Luther4

The Ninety-Five Theses

On this day in 1517, German theologian Martin Luther carefully recopied the scroll of his soon to be revealed Disputation on the Power and Efficacy of Indulgences—a document that would be popularly called the Ninety-Five Theses. The next day he would post the scroll, consisting of a series of propositions that established a theological basis for opposing the sale of indulgences.

Though written in Latin and designed to provoke only a limited academic discussion, Luther’s manifesto would almost immediately be translated into the vernacular and then widely distributed, causing a great public controversy leading to the Reformation.

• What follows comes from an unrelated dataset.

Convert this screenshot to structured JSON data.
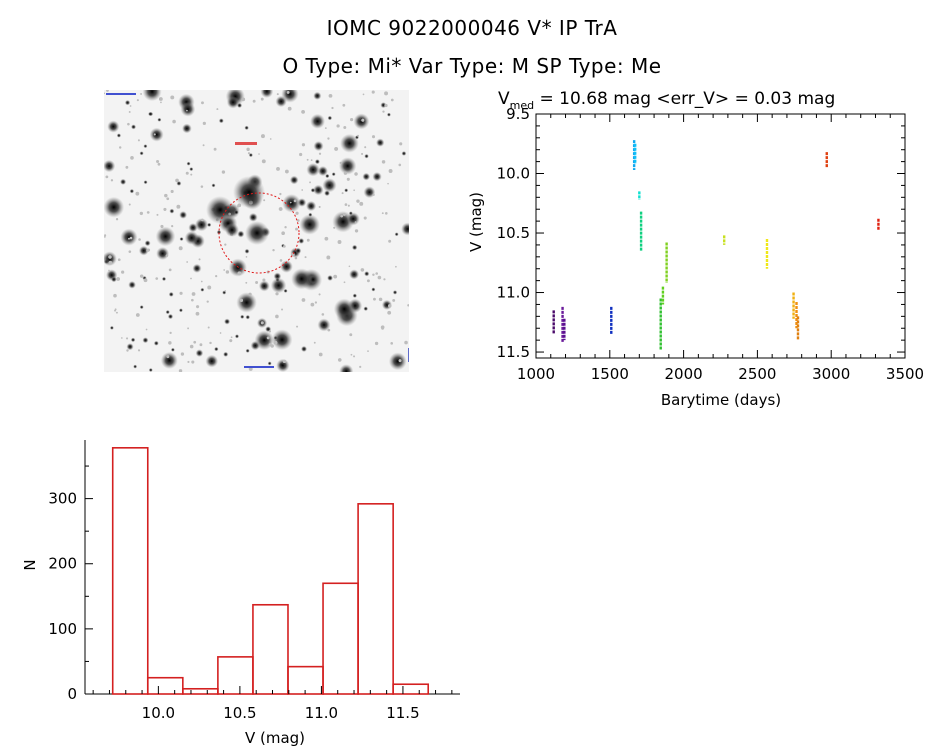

Who would have ever dreamed that in the little town of Wittenberg, Germany, all of Europe would be shaken by the simple act of provoking a series of questions? Certainly not Luther. But in fact, his little academic exercise would lead to a dramatic realignment of men and nations–indeed, he would eventually be excommunicated by the Roman Catholic Church and become the founder of Protestantism.

But as he prepared the scroll, he certainly had none of that in mind. Indeed, the tone of the document was clearly a moderate call for little more than a bit of dialog and some serious theological investigation. He wrote, “A disputation on the power and efficacy of indulgences: out of love for the truth and the desire to bring it to light, the following propositions will be discussed at Wittenberg, under the presidency of the Reverend Father Martin Luther, Master of Arts and of Sacred Theology, and Lecturer in Ordinary on the same at that place. Wherefore he requests that those who are unable to be present and debate orally with us, may do so by letter.”

The theses themselves were not any more incendiary. Instead, they discussed the character and nature of true repentance, the core values of the Gospel, and the essence of the justice and mercy of God. Hardly the sort of material one might expect to cause a furor.

Nevertheless, the faithful Augustinian monk’s attempt to open a dialog was, in the good providence of God, the catalyst for a movement which would ultimately reshape the whole of Western Civilizaton.